Siapa pun yang pernah melakukan penerbangan jarak jauh pasti sudah familiar dengan rasa frustrasi karena mencoba tertidur ketika Anda sampai di rumah.
Namun hari-hari terbangun di tengah malam akhirnya bisa menjadi masa lalu.
Ilmuwan dari Universitas Kanazawa di Jepang telah mengembangkan obat yang dapat ‘mengatur ulang’ jam tubuh Anda ke depan.
Disebut Mic–628, senyawa tersebut bekerja dengan menginduksi gen jam yang disebut Per1.
Gen khusus ini memainkan peran penting dalam menjaga ritme sirkadian Anda – jam tubuh internal yang mengatur siklus tidur-bangun.
Dalam pengujian pada tikus, dosis oral tunggal Mic-628 memperpendek periode penyesuaian jam internal dari tujuh hari menjadi hanya empat hari.
Temuan ini menunjukkan bahwa senyawa tersebut dapat berfungsi sebagai prototipe ‘obat cerdas’ untuk mengatasi jet lag atau kerja shift.
Dan ini bisa lebih efektif dibandingkan metode yang ada saat ini untuk mencoba mengatur ulang jam tubuh, seperti terapi cahaya atau mengonsumsi melatonin, menurut para ahli.
Para peneliti menemukan bahwa senyawa yang disebut Mic–629 bekerja ‘kuat’ untuk mengatur ulang jam internal tubuh pada tikus
Hal ini mengikuti penelitian terbaru yang menemukan bahwa jet lag lebih parah ketika melakukan perjalanan ke arah timur – dan lebih banyak dirasakan oleh orang-orang yang lebih muda dibandingkan dengan mereka yang berusia 60an tahun.
Temuan menunjukkan bahwa meskipun durasi tidur pulih dengan cepat, waktu tidur bisa memakan waktu ‘jauh lebih lama’ untuk menyesuaikan kembali saat bepergian melintasi zona waktu.
Menulis di jurnal Prosiding Akademi Ilmu Pengetahuan Nasional (PNAS) tim di balik studi baru ini mengatakan: ‘Penerbangan transmeridian barat-ke-timur lebih mengganggu dibandingkan penerbangan timur-ke-barat karena adanya tantangan dalam memajukan jam sirkadian manusia.
‘Di sini, kami mengungkap penginduksi Per1 tertentu…memungkinkan kemajuan fase mendadak dalam ritme perilaku tikus.
‘Temuan ini menggarisbawahi potensi ekspresi Per selektif sebagai pendekatan terapeutik untuk gangguan ritme sirkadian manusia.’
Para peneliti mengatakan mereka berencana untuk menyelidiki lebih lanjut keamanan dan efektivitas pengobatan mereka dalam penelitian lebih lanjut pada hewan dan manusia.

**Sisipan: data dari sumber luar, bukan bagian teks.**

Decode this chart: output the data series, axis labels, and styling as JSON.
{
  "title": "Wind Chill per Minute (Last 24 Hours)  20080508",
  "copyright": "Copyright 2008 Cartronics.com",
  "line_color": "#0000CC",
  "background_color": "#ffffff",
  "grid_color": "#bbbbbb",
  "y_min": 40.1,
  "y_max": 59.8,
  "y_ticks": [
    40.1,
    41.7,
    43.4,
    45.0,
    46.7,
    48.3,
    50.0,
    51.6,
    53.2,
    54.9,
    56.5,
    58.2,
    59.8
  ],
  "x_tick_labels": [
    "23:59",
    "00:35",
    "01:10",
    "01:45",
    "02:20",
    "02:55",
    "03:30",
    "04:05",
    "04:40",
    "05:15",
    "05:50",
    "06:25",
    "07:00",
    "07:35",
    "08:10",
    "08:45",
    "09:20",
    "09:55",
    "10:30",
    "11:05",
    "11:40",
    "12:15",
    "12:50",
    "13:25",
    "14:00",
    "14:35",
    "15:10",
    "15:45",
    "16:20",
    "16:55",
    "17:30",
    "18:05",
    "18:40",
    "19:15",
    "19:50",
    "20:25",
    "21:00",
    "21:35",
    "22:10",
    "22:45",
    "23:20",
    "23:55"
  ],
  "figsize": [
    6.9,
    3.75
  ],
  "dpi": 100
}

A studi terpisahyang diterbitkan pada tahun 2023, menemukan bahwa sarapan banyak dan melewatkan makan malam adalah kunci untuk mengatasi jet lag.
Para ilmuwan dari Northwestern University di AS menciptakan model matematika yang menganalisis cara terbaik untuk mengatur ulang jam tubuh Anda setelah penerbangan jarak jauh.
Temuan ini dapat memberikan harapan bagi mereka yang sering bepergian, yang kesulitan untuk tertidur setelah terbang ke arah timur (file image)
Temuan mereka menunjukkan bahwa seseorang yang terbang dari Inggris ke zona waktu enam jam perjalanan harus mencoba sarapan yang lezat tetapi melewatkan makan malam pada tiga hari pertama perjalanan mereka.
Hal ini dapat membantu mereka pulih hingga tiga hari lebih cepat dari biasanya, kata mereka.
Dr Rosemary Braun, penulis senior studi tersebut, mengatakan: ‘Kami tertarik untuk mengatur ulang jam tubuh Anda dengan menggunakan makanan, bukan cahaya, karena jauh lebih mudah untuk mengubah sarapan Anda daripada tersentak bangun oleh jam alarm Anda.
“Penelitian ini memberikan lebih banyak bukti mengenai life hack yang dapat membantu meringankan jet lag, namun kami belum akan merekomendasikan hal ini kepada siapa pun sampai kami memiliki lebih banyak bukti dari penelitian pada orang-orang yang menunjukkan bahwa hal ini berhasil.”